Between Negrito’s booted feet, R.C. saw an image that made his heart sink. On a level spot at the edge of the wash were at least five depressions, each of them roughly six feet long and three feet wide, the top of the depressions composed of a mixture of soil and dirt and sand and charcoal from old wildfires, all of it obviously spaded up and shaped and packed down by the blade of a shovel.
“See, I got to leave you here for a while and make some contacts,” Negrito said. “You’re gonna be safe till I get back. I like you, Tejano boy, but I got to make money and take care of my family. There’s only one question I got to ask you. When I was a little boy working on this turista ranch in Jalisco, there was a gringo there who looked just like you. After he shot pigeons all day, he made me pick them up and clean them for his supper. While I did that, he screwed my sister. You think maybe that was your father?”
For a second, R.C. thought Negrito was going to pull the tape from his mouth so he could answer. Instead, Negrito’s head jerked around and he stared again into the darkness, his nostrils flaring as though he had caught a scent on the wind, the thumb of his right hand hooking over the butt of his holstered .45. He walked up to the flat place and stood among the row of depressions, looking from one side of the hill to the other. “¿Quién está ahí? Somebody out there want to talk to me?” he said to the wind.

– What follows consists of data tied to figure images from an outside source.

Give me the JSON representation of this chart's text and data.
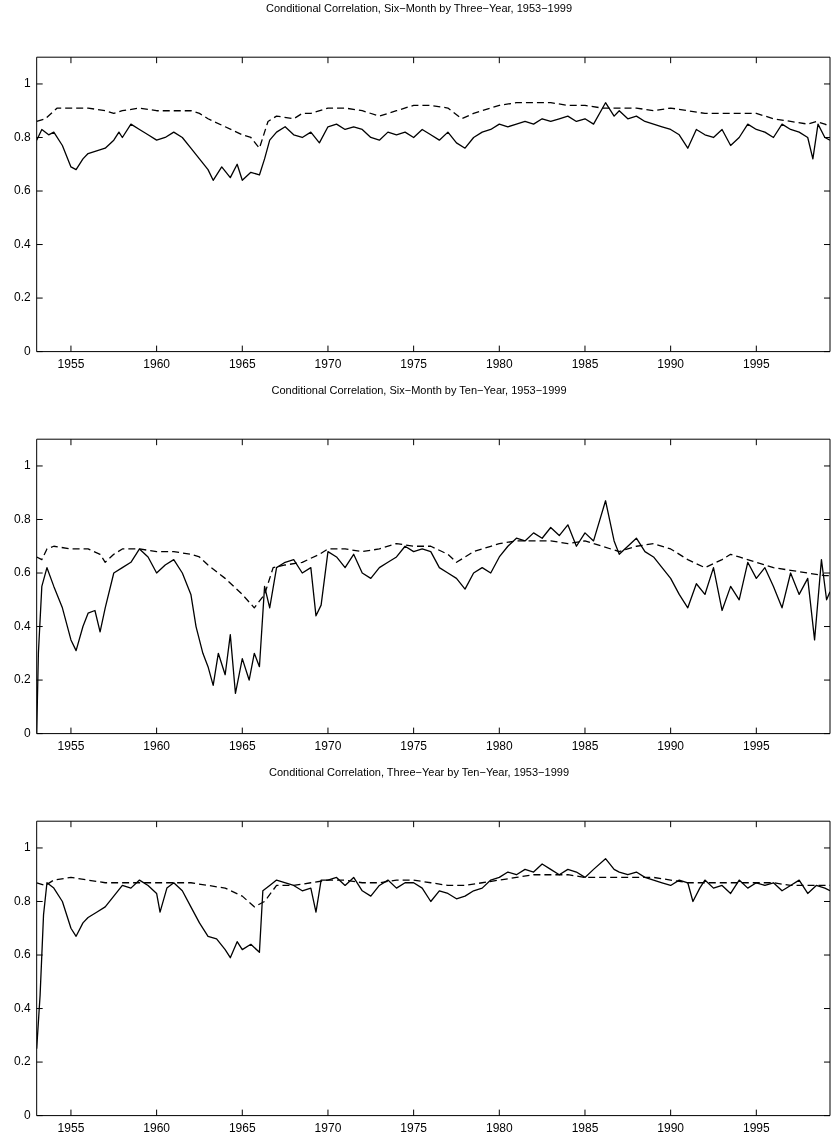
{
  "chart_data": [
    {
      "type": "line",
      "title": "Conditional Correlation, Six−Month by Three−Year, 1953−1999",
      "xlim": [
        1953,
        1999.3
      ],
      "xticks": [
        1955,
        1960,
        1965,
        1970,
        1975,
        1980,
        1985,
        1990,
        1995
      ],
      "ylim": [
        0,
        1.1
      ],
      "yticks": [
        0,
        0.2,
        0.4,
        0.6,
        0.8,
        1
      ],
      "grid": false,
      "legend": false,
      "marker": "none",
      "series": [
        {
          "color": "#000000",
          "line_style": "solid",
          "x": [
            1953.0,
            1953.3,
            1953.7,
            1954.0,
            1954.5,
            1955.0,
            1955.3,
            1955.7,
            1956,
            1956.5,
            1957,
            1957.5,
            1957.8,
            1958,
            1958.5,
            1959,
            1959.5,
            1960,
            1960.5,
            1961,
            1961.5,
            1962,
            1962.5,
            1963,
            1963.3,
            1963.8,
            1964.3,
            1964.7,
            1965,
            1965.5,
            1966,
            1966.3,
            1966.6,
            1967,
            1967.5,
            1968,
            1968.5,
            1969,
            1969.5,
            1970,
            1970.5,
            1971,
            1971.5,
            1972,
            1972.5,
            1973,
            1973.5,
            1974,
            1974.5,
            1975,
            1975.5,
            1976,
            1976.5,
            1977,
            1977.5,
            1978,
            1978.5,
            1979,
            1979.5,
            1980,
            1980.5,
            1981,
            1981.5,
            1982,
            1982.5,
            1983,
            1983.5,
            1984,
            1984.5,
            1985,
            1985.5,
            1986.2,
            1986.7,
            1987,
            1987.5,
            1988,
            1988.5,
            1989,
            1989.5,
            1990,
            1990.5,
            1991,
            1991.5,
            1992,
            1992.5,
            1993,
            1993.5,
            1994,
            1994.5,
            1995,
            1995.5,
            1996,
            1996.5,
            1997,
            1997.5,
            1998,
            1998.3,
            1998.6,
            1999,
            1999.3
          ],
          "values": [
            0.79,
            0.83,
            0.81,
            0.82,
            0.77,
            0.69,
            0.68,
            0.72,
            0.74,
            0.75,
            0.76,
            0.79,
            0.82,
            0.8,
            0.85,
            0.83,
            0.81,
            0.79,
            0.8,
            0.82,
            0.8,
            0.76,
            0.72,
            0.68,
            0.64,
            0.69,
            0.65,
            0.7,
            0.64,
            0.67,
            0.66,
            0.72,
            0.79,
            0.82,
            0.84,
            0.81,
            0.8,
            0.82,
            0.78,
            0.84,
            0.85,
            0.83,
            0.84,
            0.83,
            0.8,
            0.79,
            0.82,
            0.81,
            0.82,
            0.8,
            0.83,
            0.81,
            0.79,
            0.82,
            0.78,
            0.76,
            0.8,
            0.82,
            0.83,
            0.85,
            0.84,
            0.85,
            0.86,
            0.85,
            0.87,
            0.86,
            0.87,
            0.88,
            0.86,
            0.87,
            0.85,
            0.93,
            0.88,
            0.9,
            0.87,
            0.88,
            0.86,
            0.85,
            0.84,
            0.83,
            0.81,
            0.76,
            0.83,
            0.81,
            0.8,
            0.83,
            0.77,
            0.8,
            0.85,
            0.83,
            0.82,
            0.8,
            0.85,
            0.83,
            0.82,
            0.8,
            0.72,
            0.85,
            0.8,
            0.79
          ]
        },
        {
          "color": "#000000",
          "line_style": "dashed",
          "x": [
            1953,
            1953.5,
            1954.2,
            1955,
            1956,
            1957,
            1957.5,
            1958,
            1959,
            1960,
            1961,
            1962,
            1962.5,
            1963,
            1964,
            1965,
            1965.5,
            1966,
            1966.5,
            1967,
            1968,
            1968.5,
            1969,
            1970,
            1971,
            1972,
            1973,
            1974,
            1975,
            1976,
            1977,
            1977.8,
            1978.5,
            1979,
            1980,
            1981,
            1982,
            1983,
            1984,
            1985,
            1986,
            1987,
            1988,
            1989,
            1990,
            1991,
            1992,
            1993,
            1994,
            1995,
            1996,
            1997,
            1998,
            1998.5,
            1999,
            1999.3
          ],
          "values": [
            0.86,
            0.87,
            0.91,
            0.91,
            0.91,
            0.9,
            0.89,
            0.9,
            0.91,
            0.9,
            0.9,
            0.9,
            0.89,
            0.87,
            0.84,
            0.81,
            0.8,
            0.76,
            0.86,
            0.88,
            0.87,
            0.89,
            0.89,
            0.91,
            0.91,
            0.9,
            0.88,
            0.9,
            0.92,
            0.92,
            0.91,
            0.87,
            0.89,
            0.9,
            0.92,
            0.93,
            0.93,
            0.93,
            0.92,
            0.92,
            0.91,
            0.91,
            0.91,
            0.9,
            0.91,
            0.9,
            0.89,
            0.89,
            0.89,
            0.89,
            0.87,
            0.86,
            0.85,
            0.86,
            0.85,
            0.84
          ]
        }
      ]
    },
    {
      "type": "line",
      "title": "Conditional Correlation, Six−Month by Ten−Year, 1953−1999",
      "xlim": [
        1953,
        1999.3
      ],
      "xticks": [
        1955,
        1960,
        1965,
        1970,
        1975,
        1980,
        1985,
        1990,
        1995
      ],
      "ylim": [
        0,
        1.1
      ],
      "yticks": [
        0,
        0.2,
        0.4,
        0.6,
        0.8,
        1
      ],
      "grid": false,
      "legend": false,
      "marker": "none",
      "series": [
        {
          "color": "#000000",
          "line_style": "solid",
          "x": [
            1953.0,
            1953.1,
            1953.3,
            1953.6,
            1954,
            1954.5,
            1955,
            1955.3,
            1955.7,
            1956,
            1956.4,
            1956.7,
            1957,
            1957.5,
            1958,
            1958.5,
            1959,
            1959.5,
            1960,
            1960.5,
            1961,
            1961.5,
            1962,
            1962.3,
            1962.7,
            1963,
            1963.3,
            1963.6,
            1964,
            1964.3,
            1964.6,
            1965,
            1965.4,
            1965.7,
            1966,
            1966.3,
            1966.6,
            1967,
            1967.5,
            1968,
            1968.5,
            1969,
            1969.3,
            1969.6,
            1970,
            1970.5,
            1971,
            1971.5,
            1972,
            1972.5,
            1973,
            1973.5,
            1974,
            1974.5,
            1975,
            1975.5,
            1976,
            1976.5,
            1977,
            1977.5,
            1978,
            1978.5,
            1979,
            1979.5,
            1980,
            1980.5,
            1981,
            1981.5,
            1982,
            1982.5,
            1983,
            1983.5,
            1984,
            1984.5,
            1985,
            1985.5,
            1986.2,
            1986.7,
            1987,
            1987.5,
            1988,
            1988.5,
            1989,
            1989.5,
            1990,
            1990.5,
            1991,
            1991.5,
            1992,
            1992.5,
            1993,
            1993.5,
            1994,
            1994.5,
            1995,
            1995.5,
            1996,
            1996.5,
            1997,
            1997.5,
            1998,
            1998.4,
            1998.8,
            1999.1,
            1999.3
          ],
          "values": [
            0.0,
            0.3,
            0.55,
            0.62,
            0.55,
            0.47,
            0.35,
            0.31,
            0.4,
            0.45,
            0.46,
            0.38,
            0.47,
            0.6,
            0.62,
            0.64,
            0.69,
            0.66,
            0.6,
            0.63,
            0.65,
            0.6,
            0.52,
            0.4,
            0.3,
            0.25,
            0.18,
            0.3,
            0.22,
            0.37,
            0.15,
            0.28,
            0.2,
            0.3,
            0.25,
            0.55,
            0.47,
            0.62,
            0.64,
            0.65,
            0.6,
            0.62,
            0.44,
            0.48,
            0.68,
            0.66,
            0.62,
            0.67,
            0.6,
            0.58,
            0.62,
            0.64,
            0.66,
            0.7,
            0.68,
            0.69,
            0.68,
            0.62,
            0.6,
            0.58,
            0.54,
            0.6,
            0.62,
            0.6,
            0.66,
            0.7,
            0.73,
            0.72,
            0.75,
            0.73,
            0.77,
            0.74,
            0.78,
            0.7,
            0.75,
            0.72,
            0.87,
            0.72,
            0.67,
            0.7,
            0.73,
            0.68,
            0.66,
            0.62,
            0.58,
            0.52,
            0.47,
            0.56,
            0.52,
            0.62,
            0.46,
            0.55,
            0.5,
            0.64,
            0.58,
            0.62,
            0.55,
            0.47,
            0.6,
            0.52,
            0.58,
            0.35,
            0.65,
            0.5,
            0.53
          ]
        },
        {
          "color": "#000000",
          "line_style": "dashed",
          "x": [
            1953,
            1953.3,
            1953.6,
            1954,
            1955,
            1956,
            1956.7,
            1957,
            1957.5,
            1958,
            1959,
            1960,
            1961,
            1962,
            1962.5,
            1963,
            1964,
            1965,
            1965.7,
            1966.3,
            1966.8,
            1967.5,
            1968.5,
            1969.5,
            1970,
            1971,
            1972,
            1973,
            1974,
            1975,
            1976,
            1977,
            1977.5,
            1978.5,
            1979.5,
            1980,
            1981,
            1982,
            1983,
            1984,
            1985,
            1986,
            1987,
            1988,
            1989,
            1990,
            1991,
            1992,
            1993,
            1993.5,
            1994,
            1995,
            1996,
            1997,
            1998,
            1999,
            1999.3
          ],
          "values": [
            0.66,
            0.65,
            0.69,
            0.7,
            0.69,
            0.69,
            0.67,
            0.64,
            0.67,
            0.69,
            0.69,
            0.68,
            0.68,
            0.67,
            0.66,
            0.63,
            0.58,
            0.52,
            0.47,
            0.52,
            0.62,
            0.63,
            0.64,
            0.67,
            0.69,
            0.69,
            0.68,
            0.69,
            0.71,
            0.7,
            0.7,
            0.67,
            0.64,
            0.68,
            0.7,
            0.71,
            0.72,
            0.72,
            0.72,
            0.71,
            0.72,
            0.7,
            0.68,
            0.7,
            0.71,
            0.69,
            0.65,
            0.62,
            0.65,
            0.67,
            0.66,
            0.64,
            0.62,
            0.61,
            0.6,
            0.59,
            0.59
          ]
        }
      ]
    },
    {
      "type": "line",
      "title": "Conditional Correlation, Three−Year by Ten−Year, 1953−1999",
      "xlim": [
        1953,
        1999.3
      ],
      "xticks": [
        1955,
        1960,
        1965,
        1970,
        1975,
        1980,
        1985,
        1990,
        1995
      ],
      "ylim": [
        0,
        1.1
      ],
      "yticks": [
        0,
        0.2,
        0.4,
        0.6,
        0.8,
        1
      ],
      "grid": false,
      "legend": false,
      "marker": "none",
      "series": [
        {
          "color": "#000000",
          "line_style": "solid",
          "x": [
            1953,
            1953.2,
            1953.4,
            1953.6,
            1954,
            1954.5,
            1955,
            1955.3,
            1955.7,
            1956,
            1956.5,
            1957,
            1957.5,
            1958,
            1958.5,
            1959,
            1959.5,
            1960,
            1960.2,
            1960.6,
            1961,
            1961.5,
            1962,
            1962.5,
            1963,
            1963.5,
            1964,
            1964.3,
            1964.7,
            1965,
            1965.5,
            1966,
            1966.2,
            1966.6,
            1967,
            1968,
            1968.5,
            1969,
            1969.3,
            1969.6,
            1970,
            1970.5,
            1971,
            1971.5,
            1972,
            1972.5,
            1973,
            1973.5,
            1974,
            1974.5,
            1975,
            1975.5,
            1976,
            1976.5,
            1977,
            1977.5,
            1978,
            1978.5,
            1979,
            1979.5,
            1980,
            1980.5,
            1981,
            1981.5,
            1982,
            1982.5,
            1983,
            1983.5,
            1984,
            1984.5,
            1985,
            1985.5,
            1986.2,
            1986.7,
            1987,
            1987.5,
            1988,
            1988.5,
            1989,
            1989.5,
            1990,
            1990.5,
            1991,
            1991.3,
            1991.7,
            1992,
            1992.5,
            1993,
            1993.5,
            1994,
            1994.5,
            1995,
            1995.5,
            1996,
            1996.5,
            1997,
            1997.5,
            1998,
            1998.5,
            1999,
            1999.3
          ],
          "values": [
            0.25,
            0.45,
            0.75,
            0.87,
            0.85,
            0.8,
            0.7,
            0.67,
            0.72,
            0.74,
            0.76,
            0.78,
            0.82,
            0.86,
            0.85,
            0.88,
            0.86,
            0.83,
            0.76,
            0.85,
            0.87,
            0.84,
            0.78,
            0.72,
            0.67,
            0.66,
            0.62,
            0.59,
            0.65,
            0.62,
            0.64,
            0.61,
            0.84,
            0.86,
            0.88,
            0.86,
            0.84,
            0.85,
            0.76,
            0.88,
            0.88,
            0.89,
            0.86,
            0.89,
            0.84,
            0.82,
            0.86,
            0.88,
            0.85,
            0.87,
            0.87,
            0.85,
            0.8,
            0.84,
            0.83,
            0.81,
            0.82,
            0.84,
            0.85,
            0.88,
            0.89,
            0.91,
            0.9,
            0.92,
            0.91,
            0.94,
            0.92,
            0.9,
            0.92,
            0.91,
            0.89,
            0.92,
            0.96,
            0.92,
            0.91,
            0.9,
            0.91,
            0.89,
            0.88,
            0.87,
            0.86,
            0.88,
            0.87,
            0.8,
            0.85,
            0.88,
            0.85,
            0.86,
            0.83,
            0.88,
            0.85,
            0.87,
            0.86,
            0.87,
            0.84,
            0.86,
            0.88,
            0.83,
            0.86,
            0.85,
            0.84
          ]
        },
        {
          "color": "#000000",
          "line_style": "dashed",
          "x": [
            1953,
            1953.5,
            1954,
            1955,
            1956,
            1957,
            1958,
            1959,
            1960,
            1961,
            1962,
            1963,
            1964,
            1965,
            1965.7,
            1966.3,
            1967,
            1968,
            1969,
            1970,
            1971,
            1972,
            1973,
            1974,
            1975,
            1976,
            1977,
            1978,
            1979,
            1980,
            1981,
            1982,
            1983,
            1984,
            1985,
            1986,
            1987,
            1988,
            1989,
            1990,
            1991,
            1992,
            1993,
            1994,
            1995,
            1996,
            1997,
            1998,
            1999,
            1999.3
          ],
          "values": [
            0.87,
            0.86,
            0.88,
            0.89,
            0.88,
            0.87,
            0.87,
            0.87,
            0.87,
            0.87,
            0.87,
            0.86,
            0.85,
            0.82,
            0.78,
            0.8,
            0.86,
            0.86,
            0.87,
            0.88,
            0.88,
            0.87,
            0.87,
            0.88,
            0.88,
            0.87,
            0.86,
            0.86,
            0.87,
            0.88,
            0.89,
            0.9,
            0.9,
            0.9,
            0.89,
            0.89,
            0.89,
            0.89,
            0.89,
            0.88,
            0.87,
            0.87,
            0.87,
            0.87,
            0.87,
            0.87,
            0.86,
            0.86,
            0.86,
            0.86
          ]
        }
      ]
    }
  ]
}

He waited in the silence, then returned to the rear of the car, glancing once behind him. He squatted down and ripped the tape from R.C.’s mouth. “I’m gonna ask you this question once, no second chances,” he said. “Be honest with me, I’m gonna be honest with you. You had somebody with you tonight? Or maybe you had somebody following you? ’Cause that’s the feeling I been having all night.”
R.C. tried to think. What was the right answer? “No,” he said.